– С такими документами люди в считаные месяцы получали позитив, – говорил он, а она за ним повторяла; она уже продумывала дизайн в квартире… Ей воображалась комната в небольшом старом домике у фьорда, окно с видом на горы.
– Это была бы спальня, – сказала она.
Она мечтала, и эти мечты уносили ее от меня. Я не видел себя в ее домике. Мне не удавалось себя вообразить где-то в горах, наслаждающимся стереосистемой или домашним кинозалом. Мое будущее умерло в Вестре[34] раз и навсегда. Я старался, слушал ее… но… устремляя внутренний взгляд туда, куда была устремлена Дангуоле, я не находил ничего, кроме пустоты: в это кино я не был спроецирован. Луч моего грядущего струился в ином направлении. Там было всё иначе… грядущее меня давило, оно отдавало казематным холодом, гулким грохотом громовых засовов. Я не хотел об этом думать. Жить моментом, ощущать себя призраком за пять минут до рассвета. Оттягивать грядущее насколько возможно.
…они слушали, пожевывая спички, напряженные лица, задумчивость. Забытье – это всё, что я мог им дать; словесный анестетик, хуже которого только терзание плоти. Но если терзание может быть отрадным, тем более для истощенного духа, потому что в преодолении боли есть удовлетворение и даже азарт – вытерпеть и превзойти боль, то застывшую на дне сердца муть не срыгнуть, не разбавить, не взболтать и не обесцветить. Она не тронется вверх, как капля испорченного термостата, чем бы ты себя ни разогревал; она не убудет, пока не разобьешь себя, как сосуд.
Порошки, которые Фашист раздобыл для меня, были бесполезны; случались разве что редкие проблески: когда безатмосферный сон, вытягивая из сознания соки памяти, увлекал за собой ум настолько, что по пробуждении, не сразу обрастая плотью, сколько-то времени я находился в невесомости, постепенно вспоминая себя, гадал по лицам сокамерников, кто я такой. Оклеенные огрызками из мурзилок стены дышали. Помятые лампочкой, заботливо обернутой в кулек, заключенные, и их истории, которые сопутствовали им, как тени, несколько секунд текли, загибаясь, как сгорающая бумага. В такие минуты ты не выныриваешь из вакуума, а наоборот – из привольной стихии беззакония погружаешься в карцер оцепенения, в герметический батискаф наструганной строгим распорядком тюремной жизни. В такие минуты я отчетливо понимал: каждый из этих призраков срастается с моей личностью и судьбой плотнее, чем кто-либо когда-либо. Я смотрел, как пишет очередную маляву Фашист, и чувствовал, что каким-то образом он сплелся с моим желудком; я ощущал его присутствие у себя под ребром.

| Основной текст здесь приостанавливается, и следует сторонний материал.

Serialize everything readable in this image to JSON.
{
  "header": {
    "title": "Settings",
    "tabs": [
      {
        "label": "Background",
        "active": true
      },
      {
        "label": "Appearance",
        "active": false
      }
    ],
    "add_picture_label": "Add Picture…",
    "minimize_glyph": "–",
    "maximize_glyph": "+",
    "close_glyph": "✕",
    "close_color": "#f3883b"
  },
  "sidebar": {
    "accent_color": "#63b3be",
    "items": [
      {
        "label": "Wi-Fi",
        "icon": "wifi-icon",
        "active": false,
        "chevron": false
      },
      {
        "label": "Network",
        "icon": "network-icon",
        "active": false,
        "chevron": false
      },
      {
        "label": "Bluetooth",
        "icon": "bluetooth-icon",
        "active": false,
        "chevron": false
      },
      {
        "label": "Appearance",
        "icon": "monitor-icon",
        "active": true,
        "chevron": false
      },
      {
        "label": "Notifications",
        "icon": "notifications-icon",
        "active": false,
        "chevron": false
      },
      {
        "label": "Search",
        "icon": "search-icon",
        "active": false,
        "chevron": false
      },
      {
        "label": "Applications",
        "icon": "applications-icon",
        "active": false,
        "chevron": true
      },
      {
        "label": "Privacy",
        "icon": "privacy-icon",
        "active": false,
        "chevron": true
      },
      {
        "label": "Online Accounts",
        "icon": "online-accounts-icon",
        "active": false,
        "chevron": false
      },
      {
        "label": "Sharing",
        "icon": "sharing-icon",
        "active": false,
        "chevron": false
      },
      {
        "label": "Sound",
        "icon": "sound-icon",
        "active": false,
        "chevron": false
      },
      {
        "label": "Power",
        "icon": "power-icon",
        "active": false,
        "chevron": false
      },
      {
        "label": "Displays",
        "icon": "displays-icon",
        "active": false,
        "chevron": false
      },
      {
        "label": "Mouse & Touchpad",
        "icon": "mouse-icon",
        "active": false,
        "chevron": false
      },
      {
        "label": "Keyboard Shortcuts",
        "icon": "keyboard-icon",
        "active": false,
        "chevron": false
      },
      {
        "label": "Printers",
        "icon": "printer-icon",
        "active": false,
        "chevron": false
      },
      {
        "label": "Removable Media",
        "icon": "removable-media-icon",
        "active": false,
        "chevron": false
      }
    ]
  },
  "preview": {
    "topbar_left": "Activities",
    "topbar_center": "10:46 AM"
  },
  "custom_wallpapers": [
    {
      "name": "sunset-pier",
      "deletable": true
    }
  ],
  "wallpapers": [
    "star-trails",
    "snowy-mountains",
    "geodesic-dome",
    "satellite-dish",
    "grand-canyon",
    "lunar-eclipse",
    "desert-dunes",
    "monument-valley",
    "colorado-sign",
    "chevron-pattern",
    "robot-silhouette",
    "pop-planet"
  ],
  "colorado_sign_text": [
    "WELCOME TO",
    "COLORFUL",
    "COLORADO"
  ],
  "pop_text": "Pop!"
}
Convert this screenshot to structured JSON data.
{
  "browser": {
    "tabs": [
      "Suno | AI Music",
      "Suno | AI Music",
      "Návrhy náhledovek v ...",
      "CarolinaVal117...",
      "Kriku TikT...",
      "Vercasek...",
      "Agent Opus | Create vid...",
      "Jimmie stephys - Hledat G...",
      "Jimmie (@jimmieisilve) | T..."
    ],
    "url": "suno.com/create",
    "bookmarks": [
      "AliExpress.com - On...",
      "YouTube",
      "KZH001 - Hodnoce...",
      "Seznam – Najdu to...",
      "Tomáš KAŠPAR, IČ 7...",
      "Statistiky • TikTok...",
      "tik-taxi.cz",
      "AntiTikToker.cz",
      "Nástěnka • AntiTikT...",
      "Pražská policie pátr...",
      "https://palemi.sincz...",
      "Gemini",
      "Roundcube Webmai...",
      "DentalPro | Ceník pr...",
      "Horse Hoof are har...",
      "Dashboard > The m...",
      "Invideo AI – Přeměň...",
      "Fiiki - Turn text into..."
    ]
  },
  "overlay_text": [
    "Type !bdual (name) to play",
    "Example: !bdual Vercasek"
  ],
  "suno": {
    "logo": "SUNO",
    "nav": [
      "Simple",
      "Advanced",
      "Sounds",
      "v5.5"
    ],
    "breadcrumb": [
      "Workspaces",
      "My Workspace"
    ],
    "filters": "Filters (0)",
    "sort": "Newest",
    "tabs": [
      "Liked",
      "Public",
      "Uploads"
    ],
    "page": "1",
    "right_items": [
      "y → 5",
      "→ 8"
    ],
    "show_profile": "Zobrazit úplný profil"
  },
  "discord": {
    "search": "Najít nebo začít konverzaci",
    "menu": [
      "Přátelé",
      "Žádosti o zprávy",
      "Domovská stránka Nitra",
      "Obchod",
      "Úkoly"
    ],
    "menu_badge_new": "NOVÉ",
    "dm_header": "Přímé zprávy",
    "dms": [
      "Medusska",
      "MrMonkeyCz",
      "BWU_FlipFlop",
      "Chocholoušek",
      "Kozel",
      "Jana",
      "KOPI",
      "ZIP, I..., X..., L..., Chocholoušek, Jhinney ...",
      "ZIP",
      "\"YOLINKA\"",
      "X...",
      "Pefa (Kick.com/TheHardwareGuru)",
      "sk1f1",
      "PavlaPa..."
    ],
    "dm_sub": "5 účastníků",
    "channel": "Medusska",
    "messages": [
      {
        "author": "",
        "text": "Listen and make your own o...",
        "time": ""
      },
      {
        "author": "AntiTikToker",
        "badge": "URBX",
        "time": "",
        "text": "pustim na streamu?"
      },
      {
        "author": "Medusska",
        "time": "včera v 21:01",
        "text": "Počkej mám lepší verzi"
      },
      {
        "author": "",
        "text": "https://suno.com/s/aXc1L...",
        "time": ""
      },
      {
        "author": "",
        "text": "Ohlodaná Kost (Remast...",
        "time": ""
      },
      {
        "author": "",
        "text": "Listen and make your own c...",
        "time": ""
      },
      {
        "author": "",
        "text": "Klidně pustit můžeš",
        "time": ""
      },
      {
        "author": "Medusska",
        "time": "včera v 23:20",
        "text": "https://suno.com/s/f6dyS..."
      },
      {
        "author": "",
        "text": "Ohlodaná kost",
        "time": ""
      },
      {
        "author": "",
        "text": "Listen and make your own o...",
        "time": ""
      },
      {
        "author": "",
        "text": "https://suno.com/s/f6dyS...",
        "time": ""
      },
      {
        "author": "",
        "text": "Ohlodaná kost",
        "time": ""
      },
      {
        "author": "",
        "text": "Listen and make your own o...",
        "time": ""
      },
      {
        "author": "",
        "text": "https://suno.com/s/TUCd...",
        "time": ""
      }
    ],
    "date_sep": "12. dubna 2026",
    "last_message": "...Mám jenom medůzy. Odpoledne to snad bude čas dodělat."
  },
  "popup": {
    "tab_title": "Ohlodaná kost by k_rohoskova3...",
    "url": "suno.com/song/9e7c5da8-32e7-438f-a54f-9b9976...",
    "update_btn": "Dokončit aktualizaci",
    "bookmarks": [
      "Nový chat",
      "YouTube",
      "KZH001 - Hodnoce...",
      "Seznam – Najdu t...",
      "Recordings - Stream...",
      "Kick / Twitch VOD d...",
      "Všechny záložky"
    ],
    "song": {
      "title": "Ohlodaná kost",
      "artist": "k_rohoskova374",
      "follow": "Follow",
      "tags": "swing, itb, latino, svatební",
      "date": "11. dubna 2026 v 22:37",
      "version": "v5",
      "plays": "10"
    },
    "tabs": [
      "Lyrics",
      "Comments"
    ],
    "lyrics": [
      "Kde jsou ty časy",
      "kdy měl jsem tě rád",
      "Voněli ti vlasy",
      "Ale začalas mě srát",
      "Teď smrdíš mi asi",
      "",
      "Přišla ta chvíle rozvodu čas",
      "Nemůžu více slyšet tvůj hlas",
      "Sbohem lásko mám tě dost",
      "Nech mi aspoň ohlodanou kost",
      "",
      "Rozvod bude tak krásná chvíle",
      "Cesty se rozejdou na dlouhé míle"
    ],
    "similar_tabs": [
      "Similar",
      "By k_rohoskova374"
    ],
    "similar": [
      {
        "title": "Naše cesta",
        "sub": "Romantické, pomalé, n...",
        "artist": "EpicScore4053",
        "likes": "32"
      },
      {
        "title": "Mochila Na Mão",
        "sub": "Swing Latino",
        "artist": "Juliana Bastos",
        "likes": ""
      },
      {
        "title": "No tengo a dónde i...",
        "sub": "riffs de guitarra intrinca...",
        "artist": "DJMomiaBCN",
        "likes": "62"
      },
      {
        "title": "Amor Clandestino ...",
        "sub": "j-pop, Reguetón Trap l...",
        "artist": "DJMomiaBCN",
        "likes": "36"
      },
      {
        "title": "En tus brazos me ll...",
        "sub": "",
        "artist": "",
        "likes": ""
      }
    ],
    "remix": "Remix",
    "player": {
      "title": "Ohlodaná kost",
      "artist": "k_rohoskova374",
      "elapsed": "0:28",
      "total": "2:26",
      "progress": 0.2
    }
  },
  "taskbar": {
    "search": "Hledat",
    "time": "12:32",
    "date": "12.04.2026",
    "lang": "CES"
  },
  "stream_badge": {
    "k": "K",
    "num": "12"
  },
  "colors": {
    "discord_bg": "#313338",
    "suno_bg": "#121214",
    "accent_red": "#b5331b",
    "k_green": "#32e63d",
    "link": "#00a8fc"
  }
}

Эти типы были с ногами в моей душе, по уши в моей жизни, они разгуливали по моему прошлому, как по щебенке.
2
Крокен. Санаторий в горах. Нас долго везли на мерседесе, с кантри-музыкой, по петляющим дорогам. Вежливый молодой таксист, одетый, как свидетель Иеговы, без конца читал лекцию о Норвегии, о горах, о ценных породах металла, о реках и фьордах, о рыбе, рыбалке, спорте…
Мюкланд и Фло…[35]
Да, да…
Сульшер…[36]
Конечно…
Лыжи, лыжи…
В Крокене вас ждет настоящий горнолыжный отель.
Не может быть!
Сами увидите…
Мы с Дангуоле смотрели во все глаза. Красные домики с полянками; на полянках старички в креслах – засыхали, точно гербарии. Раза три проехали мимо по пояс голого мужика с большим животом, которым он толкал свою косилку. Псы бесновались. Дорога вилась, кусая свой хвост. Река бурлила. Мост. Другой. Сколько раз мы пронеслись над этой рекой? Она струилась, сверкала; дорога петляла, торопилась поспеть за ней, летела над ней; собаки, старики, красные домики… Меня укачало… Водитель запутался. Поменьше болтал бы…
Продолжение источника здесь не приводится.